In the East, it is said: “One moment of patience may ward off great disaster One moment of impatience may ruin a whole life” [Chinese Proverb]
In the West, it is said: “I often make more money when I am snoozing than when I am active” [Warren Buffett]
These observations have common conceptual roots. Underlying both lies patience. Patience, or its alter ego impatience, is a key factor shaping inter-temporal decisions. Whether to save or spend, trade or invest, work or quit, stick or twist. As such, patience has important implications for the evolution of economic and social systems. This paper considers the role of patience in decision-making, in particular financial decision-making. Patience is not static; it evolves. This paper brings together lessons from economics, history, psychology, neurology, sociology to assess patience and its implications for the evolution of economic and financial systems. Evidence from social and economic systems points to two evolutionary paths. Along one, patience becomes self-reinforcing. For example, financial liberalisation may encourage patience and improve inter-temporal choice, unlocking growth. But there is a second path, along which impatience is self-reinforcing. Financial liberalisation can also unlock impatience, generating over-trading and under-investment. These dual equilibria make choosing the right pace and path of financial reform crucial. Some countries, like China, appear to be proceeding along the patient path.The choice is how to pace reform to prevent overshooting onto the impatient path.
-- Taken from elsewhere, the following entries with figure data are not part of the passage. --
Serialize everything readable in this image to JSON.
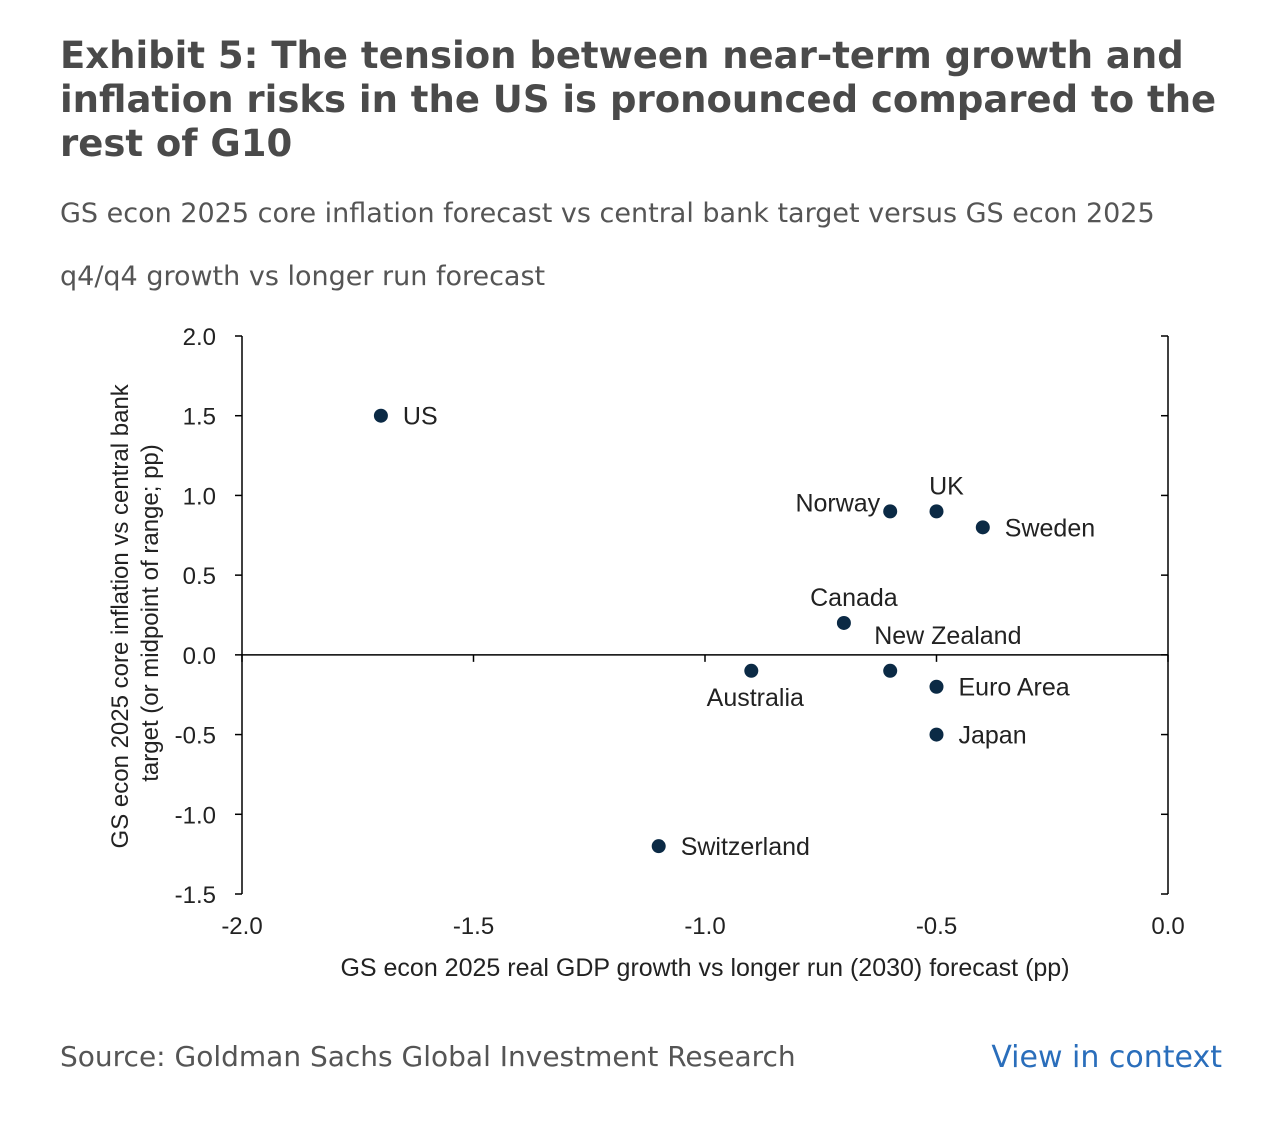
{
  "header": {
    "title": "Exhibit 5: The tension between near-term growth and inflation risks in the US is pronounced compared to the rest of G10",
    "subtitle": "GS econ 2025 core inflation forecast vs central bank target versus GS econ 2025 q4/q4 growth vs longer run forecast"
  },
  "footer": {
    "source": "Source: Goldman Sachs Global Investment Research",
    "link": "View in context"
  },
  "colors": {
    "point": "#0b2a45",
    "link": "#2a6ebb",
    "axis": "#000000"
  },
  "chart_data": {
    "type": "scatter",
    "xlabel": "GS econ 2025 real GDP growth vs longer run (2030) forecast (pp)",
    "ylabel": "GS econ 2025 core inflation vs central bank target (or midpoint of range; pp)",
    "ylabel_lines": [
      "GS econ 2025 core inflation vs central bank",
      "target (or midpoint of range; pp)"
    ],
    "xlim": [
      -2.0,
      0.0
    ],
    "ylim": [
      -1.5,
      2.0
    ],
    "xticks": [
      -2.0,
      -1.5,
      -1.0,
      -0.5,
      0.0
    ],
    "xtick_labels": [
      "-2.0",
      "-1.5",
      "-1.0",
      "-0.5",
      "0.0"
    ],
    "yticks": [
      -1.5,
      -1.0,
      -0.5,
      0.0,
      0.5,
      1.0,
      1.5,
      2.0
    ],
    "ytick_labels": [
      "-1.5",
      "-1.0",
      "-0.5",
      "0.0",
      "0.5",
      "1.0",
      "1.5",
      "2.0"
    ],
    "grid": false,
    "points": [
      {
        "label": "US",
        "x": -1.7,
        "y": 1.5,
        "label_pos": "right"
      },
      {
        "label": "Norway",
        "x": -0.6,
        "y": 0.9,
        "label_pos": "left"
      },
      {
        "label": "UK",
        "x": -0.5,
        "y": 0.9,
        "label_pos": "above"
      },
      {
        "label": "Sweden",
        "x": -0.4,
        "y": 0.8,
        "label_pos": "right"
      },
      {
        "label": "Canada",
        "x": -0.7,
        "y": 0.2,
        "label_pos": "above"
      },
      {
        "label": "New Zealand",
        "x": -0.6,
        "y": -0.1,
        "label_pos": "above-right"
      },
      {
        "label": "Australia",
        "x": -0.9,
        "y": -0.1,
        "label_pos": "below"
      },
      {
        "label": "Euro Area",
        "x": -0.5,
        "y": -0.2,
        "label_pos": "right"
      },
      {
        "label": "Japan",
        "x": -0.5,
        "y": -0.5,
        "label_pos": "right"
      },
      {
        "label": "Switzerland",
        "x": -1.1,
        "y": -1.2,
        "label_pos": "right"
      }
    ]
  }
}
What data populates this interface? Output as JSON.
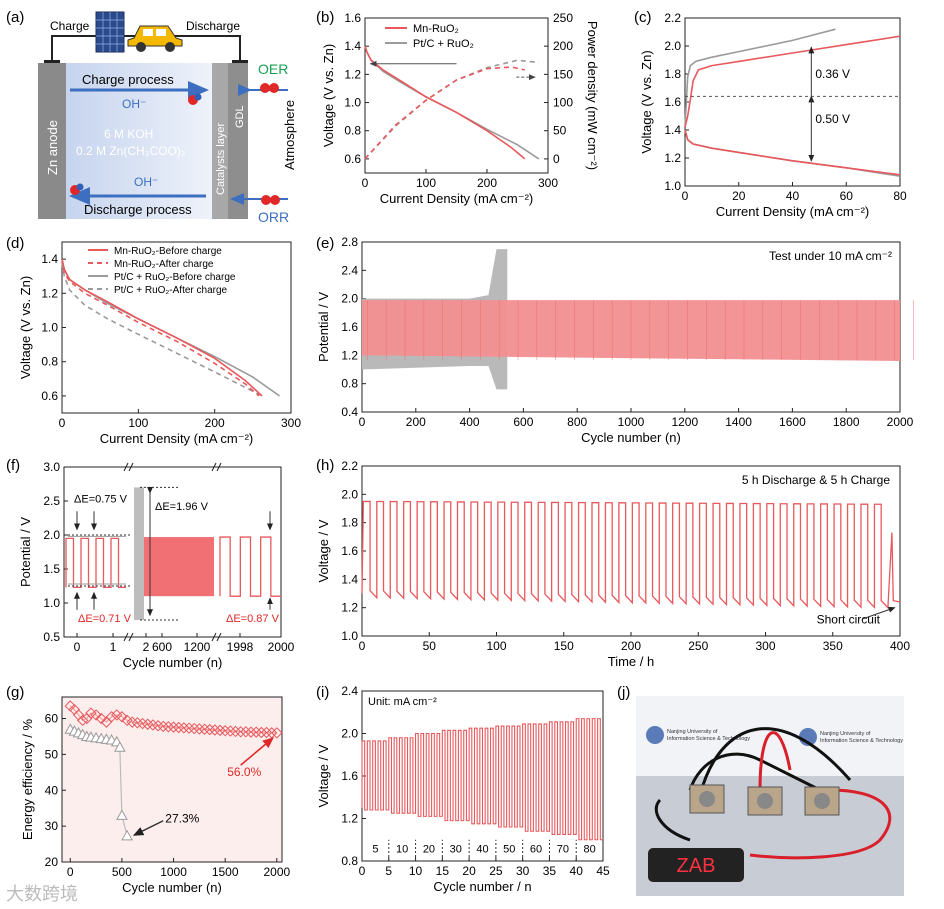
{
  "colors": {
    "red": "#e8585c",
    "gray": "#9a9a9a",
    "darkgray": "#555555",
    "redtext": "#e02828",
    "blue": "#3d6fc0",
    "green": "#18a050"
  },
  "watermark": "大数跨境",
  "panels": {
    "a": "(a)",
    "b": "(b)",
    "c": "(c)",
    "d": "(d)",
    "e": "(e)",
    "f": "(f)",
    "g": "(g)",
    "h": "(h)",
    "i": "(i)",
    "j": "(j)"
  },
  "schematic": {
    "charge": "Charge",
    "discharge": "Discharge",
    "charge_process": "Charge process",
    "discharge_process": "Discharge process",
    "oh": "OH⁻",
    "electrolyte1": "6 M KOH",
    "electrolyte2": "0.2 M Zn(CH₃COO)₂",
    "zn_anode": "Zn anode",
    "catalysts_layer": "Catalysts layer",
    "gdl": "GDL",
    "atmosphere": "Atmosphere",
    "oer": "OER",
    "orr": "ORR"
  },
  "photo": {
    "label1": "Nanjing University of",
    "label2": "Information Science & Technology",
    "display": "ZAB"
  },
  "chart_data": [
    {
      "id": "b",
      "type": "line",
      "xlabel": "Current Density (mA cm⁻²)",
      "ylabel": "Voltage (V vs. Zn)",
      "y2label": "Power density (mW cm⁻²)",
      "xlim": [
        0,
        300
      ],
      "ylim": [
        0.5,
        1.6
      ],
      "y2lim": [
        -25,
        250
      ],
      "xticks": [
        "0",
        "100",
        "200",
        "300"
      ],
      "yticks": [
        "0.6",
        "0.8",
        "1.0",
        "1.2",
        "1.4",
        "1.6"
      ],
      "y2ticks": [
        "0",
        "50",
        "100",
        "150",
        "200",
        "250"
      ],
      "legend": [
        "Mn-RuO₂",
        "Pt/C + RuO₂"
      ],
      "series": [
        {
          "name": "Mn-RuO₂",
          "kind": "voltage",
          "x": [
            0,
            3,
            10,
            30,
            60,
            100,
            150,
            200,
            240,
            262
          ],
          "y": [
            1.4,
            1.36,
            1.3,
            1.23,
            1.15,
            1.04,
            0.93,
            0.8,
            0.68,
            0.6
          ]
        },
        {
          "name": "Pt/C + RuO₂",
          "kind": "voltage",
          "x": [
            0,
            3,
            10,
            30,
            60,
            100,
            150,
            200,
            250,
            285
          ],
          "y": [
            1.4,
            1.36,
            1.3,
            1.22,
            1.14,
            1.04,
            0.93,
            0.81,
            0.7,
            0.6
          ]
        },
        {
          "name": "Mn-RuO₂",
          "kind": "power",
          "x": [
            0,
            50,
            100,
            150,
            200,
            240,
            262
          ],
          "y": [
            0,
            60,
            104,
            140,
            160,
            163,
            158
          ]
        },
        {
          "name": "Pt/C + RuO₂",
          "kind": "power",
          "x": [
            0,
            50,
            100,
            150,
            200,
            250,
            285
          ],
          "y": [
            0,
            58,
            104,
            140,
            162,
            175,
            171
          ]
        }
      ]
    },
    {
      "id": "c",
      "type": "line",
      "xlabel": "Current Density (mA cm⁻²)",
      "ylabel": "Voltage (V vs. Zn)",
      "xlim": [
        0,
        80
      ],
      "ylim": [
        1.0,
        2.2
      ],
      "xticks": [
        "0",
        "20",
        "40",
        "60",
        "80"
      ],
      "yticks": [
        "1.0",
        "1.2",
        "1.4",
        "1.6",
        "1.8",
        "2.0",
        "2.2"
      ],
      "annotations": [
        "0.36 V",
        "0.50 V"
      ],
      "series": [
        {
          "name": "Mn-RuO₂ charge",
          "x": [
            0,
            1,
            2,
            3,
            5,
            10,
            20,
            40,
            60,
            80
          ],
          "y": [
            1.42,
            1.5,
            1.62,
            1.75,
            1.83,
            1.86,
            1.89,
            1.95,
            2.01,
            2.07
          ]
        },
        {
          "name": "Pt/C + RuO₂ charge",
          "x": [
            0,
            0.5,
            1,
            2,
            4,
            10,
            20,
            40,
            56
          ],
          "y": [
            1.42,
            1.6,
            1.78,
            1.86,
            1.89,
            1.92,
            1.96,
            2.04,
            2.12
          ]
        },
        {
          "name": "Mn-RuO₂ discharge",
          "x": [
            0,
            1,
            3,
            10,
            20,
            40,
            60,
            80
          ],
          "y": [
            1.4,
            1.33,
            1.3,
            1.27,
            1.24,
            1.18,
            1.13,
            1.08
          ]
        },
        {
          "name": "Pt/C + RuO₂ discharge",
          "x": [
            0,
            1,
            3,
            10,
            20,
            40,
            60,
            80
          ],
          "y": [
            1.4,
            1.33,
            1.3,
            1.27,
            1.24,
            1.18,
            1.13,
            1.07
          ]
        }
      ]
    },
    {
      "id": "d",
      "type": "line",
      "xlabel": "Current Density (mA cm⁻²)",
      "ylabel": "Voltage (V vs. Zn)",
      "xlim": [
        0,
        300
      ],
      "ylim": [
        0.5,
        1.5
      ],
      "xticks": [
        "0",
        "100",
        "200",
        "300"
      ],
      "yticks": [
        "0.6",
        "0.8",
        "1.0",
        "1.2",
        "1.4"
      ],
      "legend": [
        "Mn-RuO₂-Before charge",
        "Mn-RuO₂-After charge",
        "Pt/C + RuO₂-Before charge",
        "Pt/C + RuO₂-After charge"
      ],
      "series": [
        {
          "name": "Mn-RuO₂-Before charge",
          "x": [
            0,
            3,
            10,
            30,
            60,
            100,
            150,
            200,
            240,
            262
          ],
          "y": [
            1.4,
            1.34,
            1.28,
            1.22,
            1.15,
            1.05,
            0.94,
            0.82,
            0.69,
            0.6
          ]
        },
        {
          "name": "Mn-RuO₂-After charge",
          "x": [
            0,
            3,
            10,
            30,
            60,
            100,
            150,
            200,
            240,
            258
          ],
          "y": [
            1.4,
            1.32,
            1.27,
            1.2,
            1.13,
            1.03,
            0.92,
            0.79,
            0.67,
            0.6
          ]
        },
        {
          "name": "Pt/C + RuO₂-Before charge",
          "x": [
            0,
            3,
            10,
            30,
            60,
            100,
            150,
            200,
            250,
            285
          ],
          "y": [
            1.4,
            1.34,
            1.28,
            1.22,
            1.14,
            1.05,
            0.94,
            0.83,
            0.71,
            0.6
          ]
        },
        {
          "name": "Pt/C + RuO₂-After charge",
          "x": [
            0,
            3,
            10,
            30,
            60,
            100,
            150,
            200,
            240,
            262
          ],
          "y": [
            1.38,
            1.3,
            1.22,
            1.13,
            1.05,
            0.96,
            0.85,
            0.74,
            0.65,
            0.6
          ]
        }
      ]
    },
    {
      "id": "e",
      "type": "area",
      "xlabel": "Cycle number (n)",
      "ylabel": "Potential / V",
      "xlim": [
        0,
        2000
      ],
      "ylim": [
        0.4,
        2.8
      ],
      "xticks": [
        "0",
        "200",
        "400",
        "600",
        "800",
        "1000",
        "1200",
        "1400",
        "1600",
        "1800",
        "2000"
      ],
      "yticks": [
        "0.4",
        "0.8",
        "1.2",
        "1.6",
        "2.0",
        "2.4",
        "2.8"
      ],
      "annotation": "Test under 10 mA cm⁻²",
      "series": [
        {
          "name": "Mn-RuO₂",
          "x": [
            0,
            2000
          ],
          "upper": [
            1.98,
            1.98
          ],
          "lower": [
            1.2,
            1.12
          ]
        },
        {
          "name": "Pt/C + RuO₂",
          "x": [
            0,
            400,
            470,
            500,
            540
          ],
          "upper": [
            2.0,
            2.0,
            2.05,
            2.7,
            2.7
          ],
          "lower": [
            1.0,
            1.05,
            1.05,
            0.72,
            0.72
          ]
        }
      ]
    },
    {
      "id": "f",
      "type": "line",
      "xlabel": "Cycle number (n)",
      "ylabel": "Potential / V",
      "ylim": [
        0.5,
        3.0
      ],
      "xticks": [
        "0",
        "1",
        "2",
        "600",
        "1200",
        "1998",
        "2000"
      ],
      "yticks": [
        "0.5",
        "1.0",
        "1.5",
        "2.0",
        "2.5",
        "3.0"
      ],
      "annotations": [
        "ΔE=0.75 V",
        "ΔE=0.71 V",
        "ΔE=1.96 V",
        "ΔE=0.87 V"
      ]
    },
    {
      "id": "g",
      "type": "scatter",
      "xlabel": "Cycle number (n)",
      "ylabel": "Energy efficiency / %",
      "xlim": [
        -80,
        2050
      ],
      "ylim": [
        20,
        66
      ],
      "xticks": [
        "0",
        "500",
        "1000",
        "1500",
        "2000"
      ],
      "yticks": [
        "20",
        "30",
        "40",
        "50",
        "60"
      ],
      "annotations": [
        "56.0%",
        "27.3%"
      ],
      "series": [
        {
          "name": "Mn-RuO₂",
          "x": [
            0,
            40,
            80,
            120,
            160,
            200,
            250,
            300,
            350,
            400,
            450,
            500,
            550,
            600,
            650,
            700,
            750,
            800,
            850,
            900,
            950,
            1000,
            1050,
            1100,
            1150,
            1200,
            1250,
            1300,
            1350,
            1400,
            1450,
            1500,
            1550,
            1600,
            1650,
            1700,
            1750,
            1800,
            1850,
            1900,
            1950,
            2000
          ],
          "y": [
            63.5,
            62.5,
            61,
            59.5,
            60,
            61.5,
            61,
            60,
            59,
            60.5,
            61,
            60.5,
            59.5,
            59,
            58.8,
            58.6,
            58.4,
            58.2,
            58,
            57.8,
            57.7,
            57.6,
            57.5,
            57.4,
            57.3,
            57.2,
            57.1,
            57,
            56.9,
            56.8,
            56.7,
            56.6,
            56.5,
            56.4,
            56.3,
            56.3,
            56.2,
            56.2,
            56.1,
            56.1,
            56.0,
            56.0
          ]
        },
        {
          "name": "Pt/C + RuO₂",
          "x": [
            0,
            40,
            80,
            120,
            160,
            200,
            250,
            300,
            350,
            400,
            450,
            480,
            500,
            550
          ],
          "y": [
            57,
            56.5,
            56,
            55.5,
            55,
            54.8,
            54.6,
            54.4,
            54.2,
            54,
            53.5,
            52,
            33,
            27.3
          ]
        }
      ]
    },
    {
      "id": "h",
      "type": "line",
      "xlabel": "Time / h",
      "ylabel": "Voltage / V",
      "xlim": [
        0,
        400
      ],
      "ylim": [
        1.0,
        2.2
      ],
      "xticks": [
        "0",
        "50",
        "100",
        "150",
        "200",
        "250",
        "300",
        "350",
        "400"
      ],
      "yticks": [
        "1.0",
        "1.2",
        "1.4",
        "1.6",
        "1.8",
        "2.0",
        "2.2"
      ],
      "annotations": [
        "5 h Discharge & 5 h Charge",
        "Short circuit"
      ],
      "series": [
        {
          "name": "Mn-RuO₂",
          "period": 10,
          "charge": [
            1.95,
            1.93
          ],
          "discharge": [
            1.27,
            1.2
          ]
        }
      ]
    },
    {
      "id": "i",
      "type": "line",
      "xlabel": "Cycle number / n",
      "ylabel": "Voltage / V",
      "xlim": [
        0,
        45
      ],
      "ylim": [
        0.8,
        2.4
      ],
      "xticks": [
        "0",
        "5",
        "10",
        "15",
        "20",
        "25",
        "30",
        "35",
        "40",
        "45"
      ],
      "yticks": [
        "0.8",
        "1.2",
        "1.6",
        "2.0",
        "2.4"
      ],
      "unit_label": "Unit: mA cm⁻²",
      "rate_labels": [
        "5",
        "10",
        "20",
        "30",
        "40",
        "50",
        "60",
        "70",
        "80"
      ],
      "segments": [
        {
          "rate": 5,
          "charge": 1.93,
          "discharge": 1.28
        },
        {
          "rate": 10,
          "charge": 1.96,
          "discharge": 1.25
        },
        {
          "rate": 20,
          "charge": 2.0,
          "discharge": 1.22
        },
        {
          "rate": 30,
          "charge": 2.03,
          "discharge": 1.18
        },
        {
          "rate": 40,
          "charge": 2.05,
          "discharge": 1.15
        },
        {
          "rate": 50,
          "charge": 2.07,
          "discharge": 1.12
        },
        {
          "rate": 60,
          "charge": 2.09,
          "discharge": 1.08
        },
        {
          "rate": 70,
          "charge": 2.11,
          "discharge": 1.05
        },
        {
          "rate": 80,
          "charge": 2.14,
          "discharge": 1.0
        }
      ]
    }
  ]
}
For countries which have already liberalised, the choice is how to promote patience while harnessing impatience. These are real public policy choices.
Patience and Impatience
Patience, we are told, is a virtue. That has been the verdict of theologians, philosophers and authors for well over 700 years. Interestingly, it was also the verdict of the earliest economists. In his Theory of Moral Sentiments (1759), Adam Smith declares: “The qualities most useful to ourselves are, first of all, superior reasons and understanding, by which we are capable of discerning the remote consequences of all our actions; and, secondly, self-command, by which we are enabled to abstain from present pleasure or to endure present pain in order to obtain a greater pleasure in some future time”. ,So for Smith, patience was both a distinctive and valuable human commodity. Subsequent research has shown he was right. Patience is peculiarly human. Our nearest evolutionary relatives, discount almost entirely outcomes more than one minute into the future.1 It is not that animals are incapable of far-sighted behaviour – for example, squirrels collecting nuts or birds flying south for the winter. But these are not acts of spontaneous self-control, like saving or dieting. Rather, they are genetically pre-programmed. The squirrel does not store food as a dietary device. The Patience “Gene” The source of human self-command, or patience, appears to be neurological. Recently, this has become detectable using brain imaging technology. That suggests the pre-frontal cortex of the brain is key to self-control and patience in humans.2 The pre-frontal cortex develops with age, being least developed in small children. In other words, neurology has confirmed the suspicions, and frustrations, of generations of parents with impatient toddlers.